Some districts make plans to offer COVID-19 vaccine to 5- to 11-year-olds at school

Several school districts across the country are working to make the COVID-19 vaccine easily accessible to students. Ohio's Toledo Public Schools announced on Facebook that district officials will offer the vaccine at school-based health centers on Nov. 22 and Nov. 23, when school buildings are closed for Thanksgiving break. "We continue to promote wellness across the district and offer vaccination options to those who are interested," the district's Facebook page reads.

In California, National School District plans to offer the COVID-19 vaccine at all 10 of its schools in partnership with the National City government. "Students deserve to feel safe at school, and we believe this opportunity to be vaccinated against COVID-19 will provide students the protection they deserve," Leighangela Brady, superintendent of the National School District, told San Diego news station KFMB-TV.

Public schools across New York City are also offering pop-up vaccine clinics in schools for students, starting as early as Monday.

Doctors applaud this level of accessibility for students. "Maximizing accessibility to vaccination will remove an important barrier and undoubtedly increase vaccination rates," Russo says. Adalja agrees. "In order to make vaccine uptake optimal, increasing the convenience of scheduling vaccination is really important," he says. "Schools can be a very efficient means to make it as simple as possible to get vaccinated."

Having vaccines available at school also creates less of a hassle for parents, Schreiber says. "Not everyone can get to the pediatrician's office, and even then it's going to be crowded," he says. "Having other sites is critical for access."

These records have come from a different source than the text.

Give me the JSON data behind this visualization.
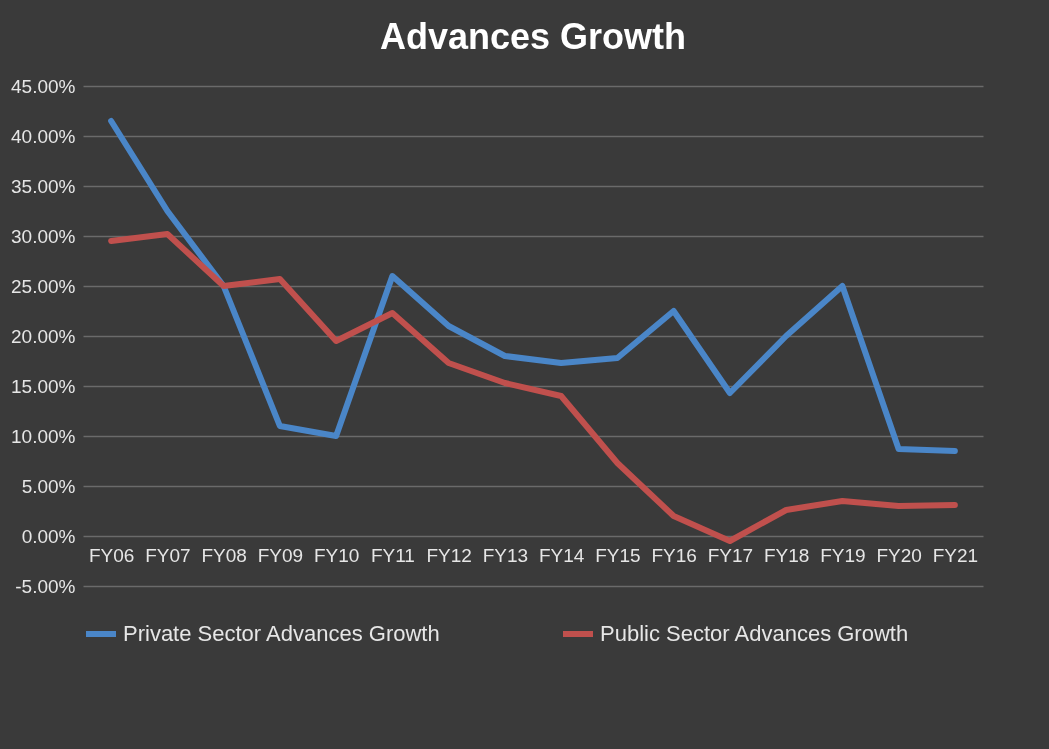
{
  "chart_data": {
    "type": "line",
    "title": "Advances Growth",
    "categories": [
      "FY06",
      "FY07",
      "FY08",
      "FY09",
      "FY10",
      "FY11",
      "FY12",
      "FY13",
      "FY14",
      "FY15",
      "FY16",
      "FY17",
      "FY18",
      "FY19",
      "FY20",
      "FY21"
    ],
    "series": [
      {
        "name": "Private Sector Advances Growth",
        "color": "#4a86c8",
        "values": [
          41.5,
          32.5,
          25,
          11,
          10,
          26,
          21,
          18,
          17.3,
          17.8,
          22.5,
          14.3,
          20,
          25,
          8.7,
          8.5
        ]
      },
      {
        "name": "Public Sector Advances Growth",
        "color": "#c0504d",
        "values": [
          29.5,
          30.2,
          25,
          25.7,
          19.5,
          22.3,
          17.3,
          15.3,
          14,
          7.3,
          2,
          -0.5,
          2.6,
          3.5,
          3,
          3.1
        ]
      }
    ],
    "ylim": [
      -5,
      45
    ],
    "yticks": [
      {
        "value": -5,
        "label": "-5.00%"
      },
      {
        "value": 0,
        "label": "0.00%"
      },
      {
        "value": 5,
        "label": "5.00%"
      },
      {
        "value": 10,
        "label": "10.00%"
      },
      {
        "value": 15,
        "label": "15.00%"
      },
      {
        "value": 20,
        "label": "20.00%"
      },
      {
        "value": 25,
        "label": "25.00%"
      },
      {
        "value": 30,
        "label": "30.00%"
      },
      {
        "value": 35,
        "label": "35.00%"
      },
      {
        "value": 40,
        "label": "40.00%"
      },
      {
        "value": 45,
        "label": "45.00%"
      }
    ],
    "grid": "y",
    "legend": "bottom",
    "line_style": "solid"
  }
}
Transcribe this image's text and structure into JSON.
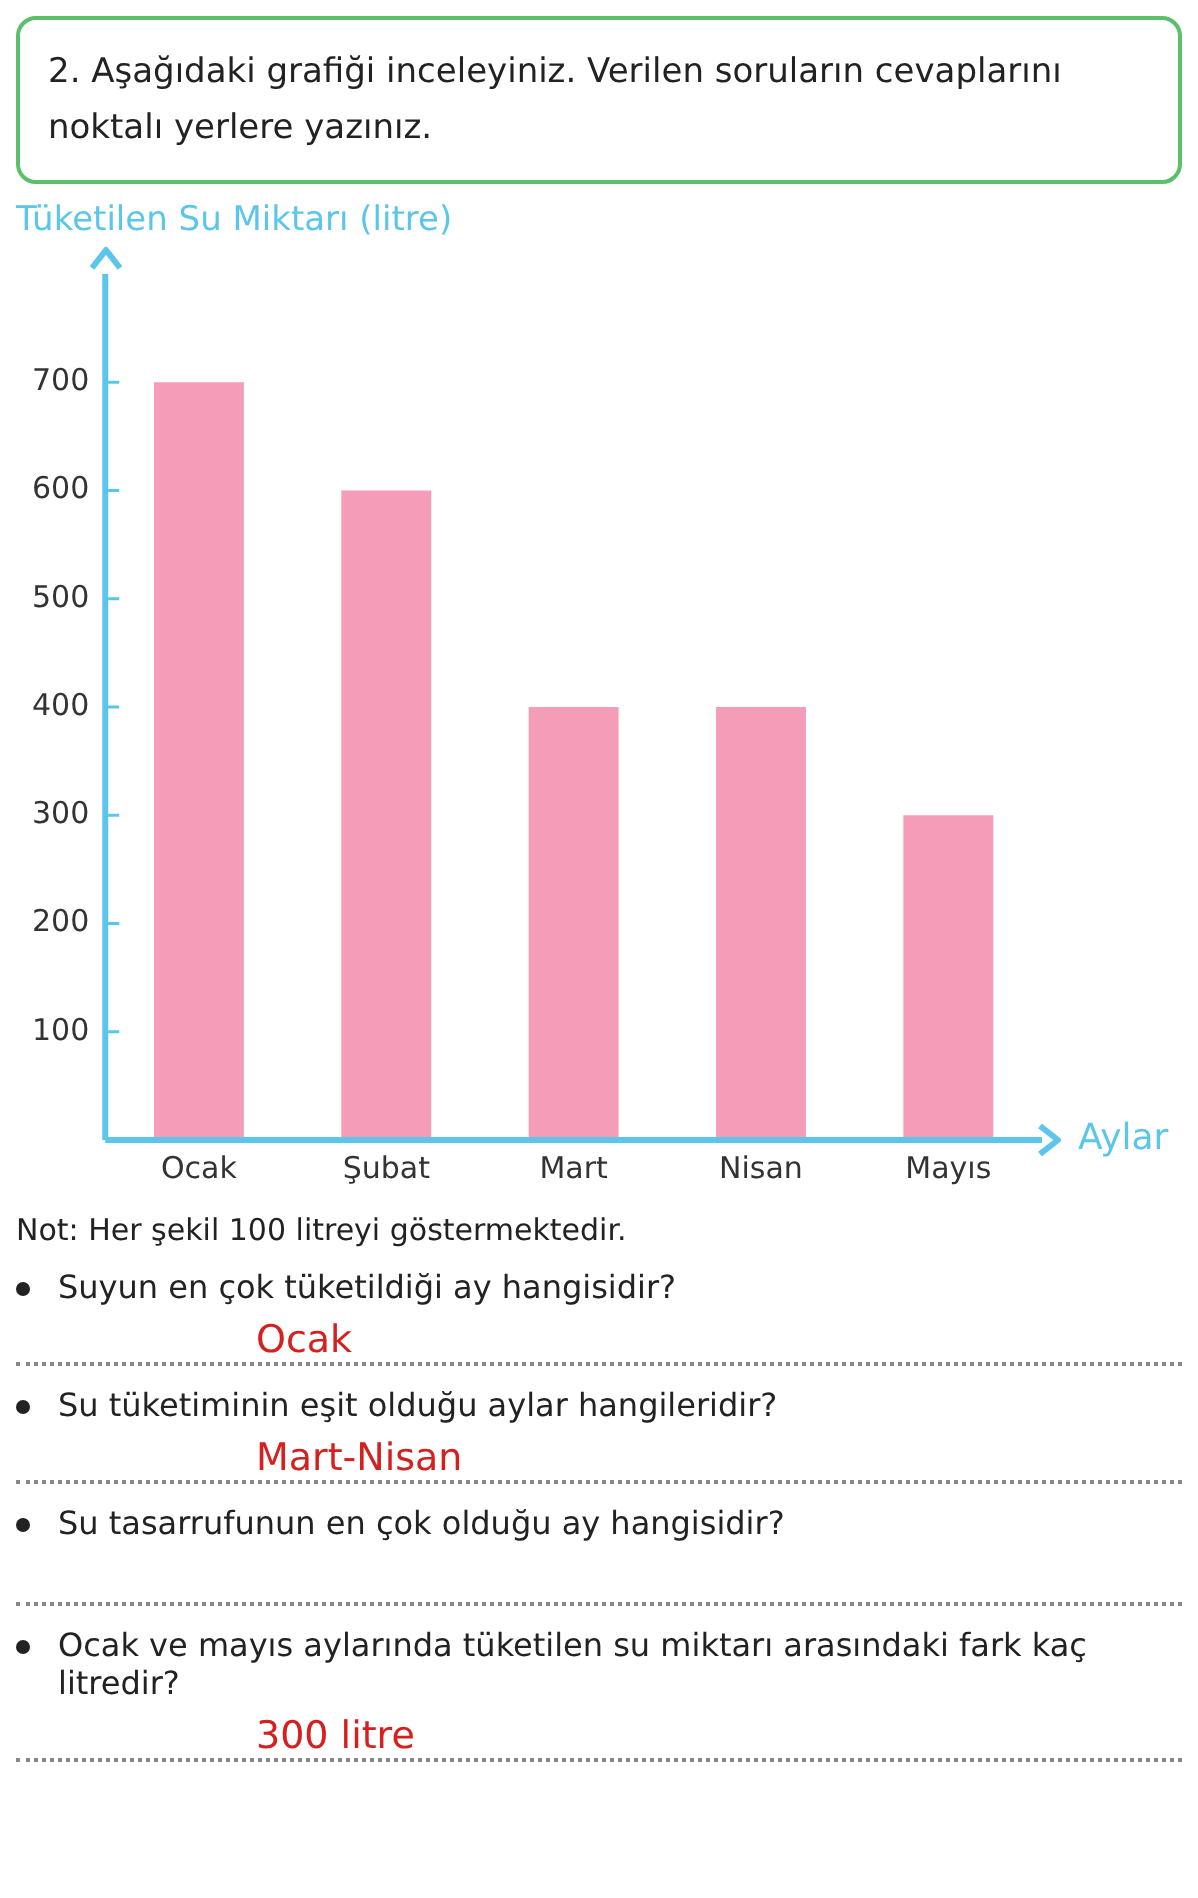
{
  "chart_data": {
    "type": "bar",
    "title": "2. Aşağıdaki grafiği inceleyiniz. Verilen soruların cevaplarını noktalı yerlere yazınız.",
    "ylabel": "Tüketilen Su Miktarı (litre)",
    "xlabel": "Aylar",
    "categories": [
      "Ocak",
      "Şubat",
      "Mart",
      "Nisan",
      "Mayıs"
    ],
    "values": [
      700,
      600,
      400,
      400,
      300
    ],
    "color": "#f59cb8",
    "ylim": [
      0,
      800
    ],
    "yticks": [
      100,
      200,
      300,
      400,
      500,
      600,
      700
    ],
    "grid": false,
    "legend": false,
    "annotations": [
      "Not: Her şekil 100 litreyi göstermektedir.",
      "Suyun en çok tüketildiği ay hangisidir?",
      "Ocak",
      "Su tüketiminin eşit olduğu aylar hangileridir?",
      "Mart-Nisan",
      "Su tasarrufunun en çok olduğu ay hangisidir?",
      "Ocak ve mayıs aylarında tüketilen su miktarı arasındaki fark kaç litredir?",
      "300 litre"
    ]
  }
}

New legislation makes it difficult for Tennessee schools to enforce mask mandates

Tennessee's General Assembly approved a new bill over the weekend that makes it difficult for school districts in the state to impose mask mandates.

The legislation, called SB9014, has been sent to Gov. Bill Lee to be signed. If it's signed into law, three conditions will have to be met in order for school boards to be allowed to approve a 14-day mask mandate:

  • The governor has to declare a state of emergency due to COVID-19

  • The county that the district is in has to have a rolling infection rate of at least 1,000 cases for every 100,000 people over 14 days

  • The principal has to request a universal masking policy

"It's unfortunate that, in parts of the country, there’s been such politicization about this," Schreiber says. "The data is good that universal masking greatly reduces the spread in schools and in the community — masks work."

Adalja recommends that parents in affected communities get their children vaccinated against COVID-19. Schreiber agrees. "If they're immunized, there will be much less of a risk that children will get sick," he says.